#BikeIsBest Advocacy Digest - Edition No. 133
Hello and welcome to your end-of-summer, heart of the political conference season, where parties reflect on how much has changed in the last year.
Hello and welcome to your end-of-summer, heart of the political conference season, where parties reflect on how much has changed in the last year. Rest assured, here at BikeIsBest, we’re still doing what we do best… which is, I guess, bikes (with some politics thrown in).
GOODBYE SUMMER, HELLO AUTUMN
This week we bring you a big investigation into e-bike fire misinformation, Spain’s €40m bike shopping spree, the power of cargo bikes, and a potential street-based power grab in the heart of London.
NEXT WEEK IS CYCLE TO SCHOOL WEEK
Getting to school just got awesome! School children across the UK are gearing up for this year's Cycle to School Week from 23-27 September, organised by The Bikeability Trust and supported by NatWest Rooster Money. This initiative promotes cycling as a preferred mode of transportation for school children. It is designed to highlight the numerous benefits of cycling, including improved physical fitness, better concentration in school, and a positive impact on the environment by reducing carbon emissions. You can make your pledge to be involved here.
BIG STORIES FOR CYCLING ADVOCACY
E-BIKE FIRE MISINFORMATION INVESTIGATION. Cycling Electric’s Mark Sutton has spent weeks looking into e-bike fires. It’s an issue holding back sales, and with it car trip, carbon and air pollution reduction targets, with 23% of UK adults now reluctant to buy one.
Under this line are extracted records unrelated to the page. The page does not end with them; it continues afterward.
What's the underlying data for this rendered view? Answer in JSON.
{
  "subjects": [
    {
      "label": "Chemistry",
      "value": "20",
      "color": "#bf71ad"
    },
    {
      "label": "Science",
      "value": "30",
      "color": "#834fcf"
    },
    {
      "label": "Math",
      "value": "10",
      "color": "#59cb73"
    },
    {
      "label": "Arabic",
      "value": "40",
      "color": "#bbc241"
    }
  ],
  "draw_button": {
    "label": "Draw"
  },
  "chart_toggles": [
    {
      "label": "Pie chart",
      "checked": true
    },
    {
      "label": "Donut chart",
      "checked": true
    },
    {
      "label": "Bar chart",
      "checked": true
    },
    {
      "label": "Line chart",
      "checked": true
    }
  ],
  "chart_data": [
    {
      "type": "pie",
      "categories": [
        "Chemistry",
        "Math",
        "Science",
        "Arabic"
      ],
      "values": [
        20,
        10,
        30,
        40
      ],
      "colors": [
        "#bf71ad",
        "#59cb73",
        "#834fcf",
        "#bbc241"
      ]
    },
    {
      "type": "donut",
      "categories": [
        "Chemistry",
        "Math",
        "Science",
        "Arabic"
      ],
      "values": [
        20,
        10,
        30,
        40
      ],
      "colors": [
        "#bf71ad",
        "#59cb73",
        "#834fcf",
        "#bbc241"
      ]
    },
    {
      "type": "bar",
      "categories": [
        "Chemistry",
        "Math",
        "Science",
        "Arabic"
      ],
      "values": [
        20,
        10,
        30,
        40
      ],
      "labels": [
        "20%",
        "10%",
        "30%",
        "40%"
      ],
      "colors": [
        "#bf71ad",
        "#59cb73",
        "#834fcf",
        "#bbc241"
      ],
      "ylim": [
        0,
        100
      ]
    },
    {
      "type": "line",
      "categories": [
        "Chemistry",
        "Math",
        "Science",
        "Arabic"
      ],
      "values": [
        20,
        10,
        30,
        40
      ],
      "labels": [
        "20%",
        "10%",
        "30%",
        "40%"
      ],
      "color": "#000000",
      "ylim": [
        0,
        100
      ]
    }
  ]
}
What Mark found was ambiguity in fire brigades’ recording (i.e. legal vs illegal bikes) fanning the flames of poor reporting in the media, fed by a growth in illegal aftermarket modifications and poor-quality imports. Time for a rebrand? The E-bike Positive campaign is a good start.
A NEW FOUR-WHEELER IN TOWN. Is it a van? Is it a cart? It’s a curious-looking bike-van hybrid. The Financial Times reports on ‘the four-wheel cargo bike makers seeking to oust vans from cities’, pointing out many of these quadricycles can carry more than 150kg, travelling up to 15.5mph. At a quarter of the cost, and none of the congestion charge or parking fines, the burgeoning industry shows promise… if the parts can match the rough-and-tumble of heavy use, and the city infrastructure can keep pace. And riders get the right training, of course.
SPAIN TO SPEND €40M ON BICYCLES. Spain’s president, Pedro Sánchez, has announced an investment of €40m to help boost e-bike purchases and to expand public cycle hire. With €20m each, the two initiatives will help citizens and businesses buy e-bikes, while developing and expanding cycle hire schemes. Sanchez called on mayors to stop seeing the bicycle “as an ideological symbol” associated with progressive politics, instead as a tool for urban mobility.
BREAKING OXFORD STREET NEWS. Vehicular Traffic (presumably including cycling) will be banned from London’s Oxford Street. This idea has been kicked around, and into the long grass, for years. Meanwhile Ralph Smyth, of Transport Action Network, ponders the unprecedented - and complicated - issues arising, including the question of untangling the surrounding road network for buses and taxis.
MOST LONDONERS SUPPORT IT? An opinion poll in April this year found 83% of Londoners think more should be done to get dangerous motorists off London streets, while 45% support “the pedestrianisation of the entirety of central London”. The Redfield and Wilson Poll of 1000 Londoners, for On London, also found growing support for ULEZ, though 57% would still support a mayoral candidate whose central policy was its scrappage.
OTHER HEADLINES
PETER’S PEDALLING PERILS. The Guardian’s Peter Walker has laid out common cycling hazards (other road users) to watch out for. From the ‘corner cutter’ to ‘the rules don’t apply now’, we all learn to identify - and avoid - these unfortunately common road users.
INTERESTING GRAPH OF THE WEEK: Worrying data on oversized SUVs and trucks, and their impact on safety. ‘For every one life the 1% biggest of these vehicles saves, there are more than a dozen lives lost in other vehicles’, it says. Source:
https://twitter.com/DavidZipper/status/1830265077544718836
ACTIVE TRAVEL WORD OF THE WEEK:
MGIF (must get in front). A curiously common sight on our roads. As Peter Walker points out ‘the weird and unsettling compulsion for getting ahead of a cyclist no matter the risk, and despite the fact that in about 95% of cases it brings them no benefit at all”.